The study which relied on Comprehensive Annual Financial Reports published by each state, found that pension plans provided little incentive for early- and mid-career teachers to stay on the job. If vesting had been an incentive, turnover rates should show a flattening in the years leading up to the vesting point and upward spike once the threshold is crossed. This didn't seem to be the case in any state examined, and it was only after around year 25 that pensions seemed to have an impact on a teacher’s decision to stay or go.

By year 25 (30 varying on the state) pension plans take a sharp increase in value and created two potential incentives for teachers, neither of which benefited schools. Burnt-out teachers who are closer to maximizing their pension plans will have more reason to stay on the job for a few extra years. For a teacher who starts at 25, their retirement benefits double between the ages of 53 and 60. Leaving the classroom at say, age 50, would be leaving a lot of money behind.

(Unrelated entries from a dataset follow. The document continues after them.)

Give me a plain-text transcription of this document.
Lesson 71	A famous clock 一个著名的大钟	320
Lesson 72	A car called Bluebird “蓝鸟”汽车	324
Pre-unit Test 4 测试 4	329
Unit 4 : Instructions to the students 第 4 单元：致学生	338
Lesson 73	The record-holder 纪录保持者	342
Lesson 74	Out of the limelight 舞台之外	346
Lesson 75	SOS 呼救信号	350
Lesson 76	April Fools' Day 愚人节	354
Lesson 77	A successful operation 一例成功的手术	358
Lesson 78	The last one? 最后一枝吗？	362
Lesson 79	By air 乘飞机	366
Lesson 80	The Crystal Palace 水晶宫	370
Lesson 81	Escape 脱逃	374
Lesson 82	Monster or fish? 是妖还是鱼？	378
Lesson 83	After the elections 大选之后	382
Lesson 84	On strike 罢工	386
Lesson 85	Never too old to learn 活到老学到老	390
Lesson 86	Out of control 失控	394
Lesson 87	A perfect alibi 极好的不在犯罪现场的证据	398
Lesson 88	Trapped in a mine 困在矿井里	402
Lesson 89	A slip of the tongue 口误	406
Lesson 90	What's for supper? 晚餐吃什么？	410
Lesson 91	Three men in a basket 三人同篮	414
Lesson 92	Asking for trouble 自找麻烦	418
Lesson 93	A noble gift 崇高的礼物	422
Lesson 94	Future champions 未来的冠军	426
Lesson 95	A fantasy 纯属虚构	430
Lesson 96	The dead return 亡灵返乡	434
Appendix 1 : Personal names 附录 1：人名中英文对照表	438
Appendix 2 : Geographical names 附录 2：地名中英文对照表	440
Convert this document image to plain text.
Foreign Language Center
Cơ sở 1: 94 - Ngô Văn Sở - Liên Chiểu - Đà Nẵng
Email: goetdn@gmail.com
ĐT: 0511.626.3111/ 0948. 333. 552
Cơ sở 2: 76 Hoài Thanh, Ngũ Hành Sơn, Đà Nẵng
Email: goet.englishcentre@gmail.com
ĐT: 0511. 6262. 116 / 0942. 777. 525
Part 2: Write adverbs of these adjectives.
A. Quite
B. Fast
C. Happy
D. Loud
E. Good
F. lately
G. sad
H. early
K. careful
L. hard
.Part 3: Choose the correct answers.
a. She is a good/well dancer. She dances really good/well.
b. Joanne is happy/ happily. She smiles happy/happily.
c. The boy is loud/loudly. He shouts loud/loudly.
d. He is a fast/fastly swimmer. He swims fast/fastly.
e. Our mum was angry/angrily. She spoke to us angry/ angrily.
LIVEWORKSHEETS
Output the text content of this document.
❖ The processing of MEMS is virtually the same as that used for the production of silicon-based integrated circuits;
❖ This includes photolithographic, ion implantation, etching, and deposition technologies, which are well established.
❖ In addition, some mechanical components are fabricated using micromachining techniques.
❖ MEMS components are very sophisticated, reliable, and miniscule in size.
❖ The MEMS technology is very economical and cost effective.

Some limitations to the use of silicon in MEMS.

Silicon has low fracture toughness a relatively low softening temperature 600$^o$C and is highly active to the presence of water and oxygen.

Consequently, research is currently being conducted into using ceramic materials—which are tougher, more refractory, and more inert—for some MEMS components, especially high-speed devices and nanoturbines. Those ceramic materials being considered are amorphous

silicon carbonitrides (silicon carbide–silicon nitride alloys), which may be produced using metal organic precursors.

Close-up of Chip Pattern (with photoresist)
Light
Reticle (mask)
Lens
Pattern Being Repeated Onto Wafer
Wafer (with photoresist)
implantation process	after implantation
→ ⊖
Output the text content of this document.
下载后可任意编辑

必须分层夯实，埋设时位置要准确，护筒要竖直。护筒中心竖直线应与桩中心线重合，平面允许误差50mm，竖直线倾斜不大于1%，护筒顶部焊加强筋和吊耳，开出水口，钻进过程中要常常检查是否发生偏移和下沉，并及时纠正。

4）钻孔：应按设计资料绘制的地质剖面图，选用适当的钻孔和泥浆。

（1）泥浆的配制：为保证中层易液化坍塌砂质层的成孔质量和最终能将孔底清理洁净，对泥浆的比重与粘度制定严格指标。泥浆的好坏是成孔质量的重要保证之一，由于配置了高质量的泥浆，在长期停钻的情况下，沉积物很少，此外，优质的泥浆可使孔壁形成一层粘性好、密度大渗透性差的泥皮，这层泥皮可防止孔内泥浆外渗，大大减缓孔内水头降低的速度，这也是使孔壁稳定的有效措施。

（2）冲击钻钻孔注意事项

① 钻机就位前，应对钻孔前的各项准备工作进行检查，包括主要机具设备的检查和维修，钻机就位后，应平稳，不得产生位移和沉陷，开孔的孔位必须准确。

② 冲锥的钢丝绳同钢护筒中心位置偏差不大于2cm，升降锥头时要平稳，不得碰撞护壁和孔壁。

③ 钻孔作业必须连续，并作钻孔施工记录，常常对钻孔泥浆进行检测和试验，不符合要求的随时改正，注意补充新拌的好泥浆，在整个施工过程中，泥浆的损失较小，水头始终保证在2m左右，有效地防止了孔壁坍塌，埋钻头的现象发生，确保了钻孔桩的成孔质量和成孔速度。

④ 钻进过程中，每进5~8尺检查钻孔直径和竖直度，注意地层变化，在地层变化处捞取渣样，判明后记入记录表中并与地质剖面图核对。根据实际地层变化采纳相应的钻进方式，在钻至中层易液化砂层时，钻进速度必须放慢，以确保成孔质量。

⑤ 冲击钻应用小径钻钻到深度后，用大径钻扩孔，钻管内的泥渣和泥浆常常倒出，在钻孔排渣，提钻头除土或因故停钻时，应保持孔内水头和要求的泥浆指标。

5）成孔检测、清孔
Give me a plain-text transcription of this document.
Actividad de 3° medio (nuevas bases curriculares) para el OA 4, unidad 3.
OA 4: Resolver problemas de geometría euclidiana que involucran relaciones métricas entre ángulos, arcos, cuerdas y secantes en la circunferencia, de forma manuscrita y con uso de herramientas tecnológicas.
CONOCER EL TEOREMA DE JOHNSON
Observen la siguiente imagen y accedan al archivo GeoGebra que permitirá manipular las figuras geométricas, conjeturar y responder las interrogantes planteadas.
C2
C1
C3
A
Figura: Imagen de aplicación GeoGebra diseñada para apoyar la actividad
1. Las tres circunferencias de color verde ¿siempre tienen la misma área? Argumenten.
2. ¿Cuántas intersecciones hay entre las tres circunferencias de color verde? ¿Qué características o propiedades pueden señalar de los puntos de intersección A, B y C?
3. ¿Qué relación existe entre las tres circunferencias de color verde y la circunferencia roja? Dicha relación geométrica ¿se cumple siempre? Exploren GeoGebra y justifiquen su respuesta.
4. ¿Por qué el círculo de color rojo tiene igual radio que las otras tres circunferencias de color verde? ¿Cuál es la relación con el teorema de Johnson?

The study also argued that good teachers who still enjoy teaching but have hit retirement age will likely feel pushed to retire. Continuing to teach past a certain point would only postpone withdrawing benefits and ultimately reduce the total value of their pension. “Out of 100 teachers who are still teaching at 55 years old, the median state assumes that 65 will retire by their 60th birthday, and only 8 will remain teaching until they reach age 65.”

The authors of the study urge for states and school districts to reconsider if it’s in the public’s best interest to have a program in place that pushes veteran teachers out of the classroom. Many states have pension plans for teachers in place with rules “more rigid than Social Security” and a less formulaic structure would better aid teachers in making retirement decisions.

Several suggestions are laid out for improving not only the pension plans for teachers, but also the percentage of teachers that actually receive the full benefits of their retirement plan. Such as shortening the vesting period and creating hybrid plans that combine traditional pension plans with 401K-like components.

While developing a “perfect” pension plan that works for every school district and every teacher might not be possible, the study reveals that a reevaluation of such plans for all states is long overdue.